FUSE Enters Next Phase in Connecticut

In many communities throughout Connecticut, a diverse group of service providers, advocates, and private and public funders have partnered with the state’s CSH field office to target men and women who cycle in and out of the homeless service and corrections systems for placement in supportive housing. Sophisticated data analyses and aggressive engagement on the ground have enabled communities to reach the most vulnerable and highest cost clients and use housing-based solutions to reduce recidivism, improve individual outcomes, and increase public safety and public health.

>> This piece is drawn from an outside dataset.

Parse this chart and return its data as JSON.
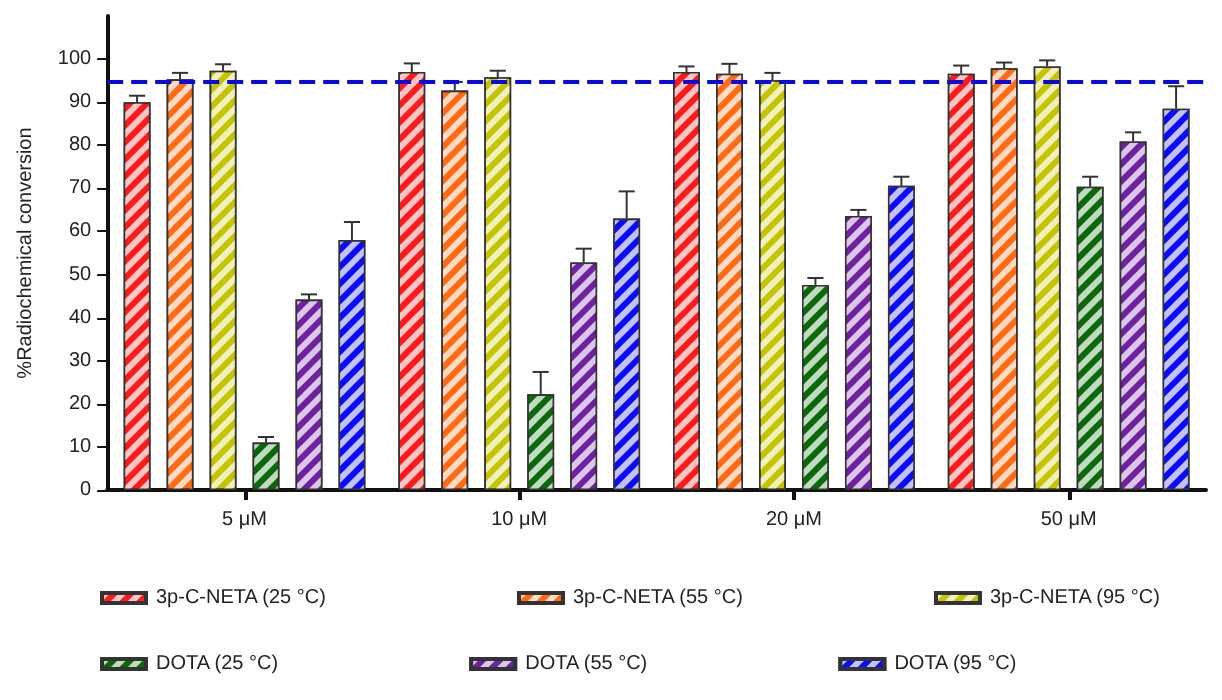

The initiative, born from CSH’s Frequent Users Systems Engagement (FUSE), is now uniquely positioned to grow into phase two of FUSE – The CT Collaborative on Reentry (CCR). The CCR is the supportive housing component under Governor Dannel Malloy’s recently launched Second Chance Society, an initiative aimed at assisting ex-offenders re-entering society and providing opportunities for success and greater chances at employment. Governor Malloy’s Second Chance Society demonstrates a renewed commitment to reentry supportive housing by proposing an increase from 100 units to 400 units over the next several years.

State of Connecticut Photo

DOC Commissioner Scott Semple

The announcement came shortly after CSH’s Reentry Leadership Forum, where leaders from CT’s Dept. of Corrections (DOC) had opportunities to hear about innovative approaches to reentry housing from peers in Ohio, New York, and New England. The CSH field office subsequently invited newly confirmed DOC Commissioner Scott Semple to join Columbus House, the Chrysalis Center, and the Partnership for Strong Communities to tour apartments of people housed under the FUSE initiative, and to hear directly from tenants how FUSE has improved their lives.

The site visits also allowed Commissioner Semple to learn from FUSE program staff and case managers what successes and on-the-ground challenges they’ve faced in implementing FUSE. The Commissioner’s experience as a warden provides him with a strong understanding of the need to enhance engagement among offenders preparing for release and the need to acquaint or reacquaint people with programs that take partnered approaches to increasing employability and, in effect, housing stability and reduced recidivism. Equipped with an understanding of the problem, Commissioner Semple also came to the table ready to propose solutions:

  • Pursuing in-reach models that allow case managers and supervising officers to coordinate case plans during pre-release;
  • Transforming a state correctional facility into a Reintegration Center that provides those just released from prison or jail with the resources and options they need to be held accountable for their own successful reentry into the community.